Então vejo um polícia a conversar à porta de um café. O polícia vem ajudar-me quando lhe conto o que está a acontecer. Mas eu não quero que o tigre seja levado para uma esquadra, e depois para um jardim zoológico. Estou num dilema terrível. Eu e o Tigre (ou a chita?) já temos uma ligação. Sinto-me profundamente ligada a ele. Quero devolvê-lo ao seu mundo. O polícia tranquiliza-me: o tigre vai ser entregue aos cuidados de um grupo de Defesa da Vida Natural, com quem ele trabalha, e que é um departamento da sua esquadra.

Então o tigre solta-se.

Não sei como foi, mas agora está livre. Nunca vi uma criatura tão bela e tão feliz. Ele corre e salta pelo prazer de correr e saltar e estar vivo. Ele salta de uma maneira inconcebível, à altura do voo dos pássaros. Os seus saltos são de uma beleza geométrica, pura e indizível.
Sei que ele está com fome, mas ao contrário do que seria de esperar, a sua primeira acção não é atacar ninguém à procura de comida. É sentir, literalmente, a alegria da liberdade.
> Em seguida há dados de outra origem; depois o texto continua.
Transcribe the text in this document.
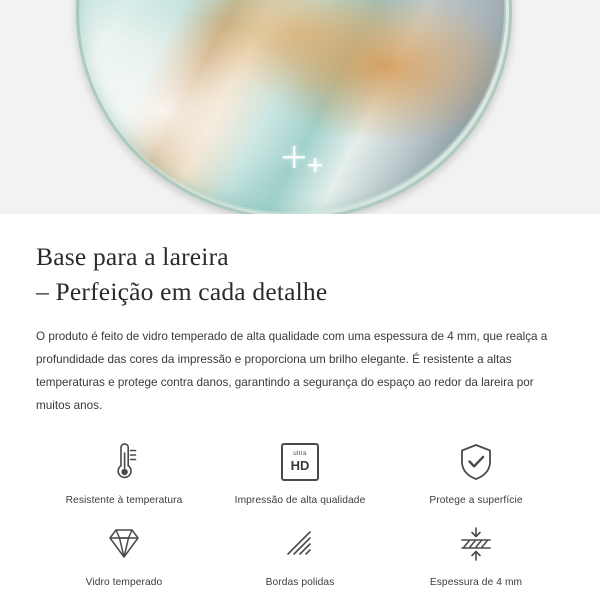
Base para a lareira
– Perfeição em cada detalhe

O produto é feito de vidro temperado de alta qualidade com uma espessura de 4 mm, que realça a profundidade das cores da impressão e proporciona um brilho elegante. É resistente a altas temperaturas e protege contra danos, garantindo a segurança do espaço ao redor da lareira por muitos anos.

Resistente à temperatura
ultra
HD
Impressão de alta qualidade	Protege a superfície
Vidro temperado	Bordas polidas	Espessura de 4 mm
Sinto lágrimas a correr-me pela cara abaixo. Digo ao polícia:
– Vê? Como se pode prender um animal destes? Como se podem meter animais assim em jaulas e jardins zoológicos? É um crime.
Agora, estou com os elementos da Brigada da Conservação da Natureza. Peço-lhes comida para dar ao tigre. Um deles tira de um cilindro de metal, a baixíssimas temperaturas, uma caixa de tampa amarela que tem bisnagas de comida para tigres. Está tudo enevoado por causa do frio, mas, nas bisnagas, a comida, um concentrado fortíssimo de proteínas, está à temperatura ambiente.
O homem diz:
– Meta a bisnagas entre as grades e tente meter a comida na boca do tigre.
Respondo que prefiro pegar-lhe ao colo. Então, estou a agarrar numa criança de três anos que me estende os braços como se estivesse a abrir as asas. Meto-lhe a comida na boca. Sei que vai voltar a ser tigre e que vai ser devolvido à sua natureza. Mas os homens que vão tratar disso prometem fazê-lo de uma forma não traumática. Sei, também, que vou sentir a falta dele para sempre.
A criança chupa gulosamente a pasta que sai da bisnaga. A cara da criança está suja com bocados de comida que lhe escorrem dos cantos da boca. Ela come sofregamente porque tem muita fome, mas está muito bem disposta.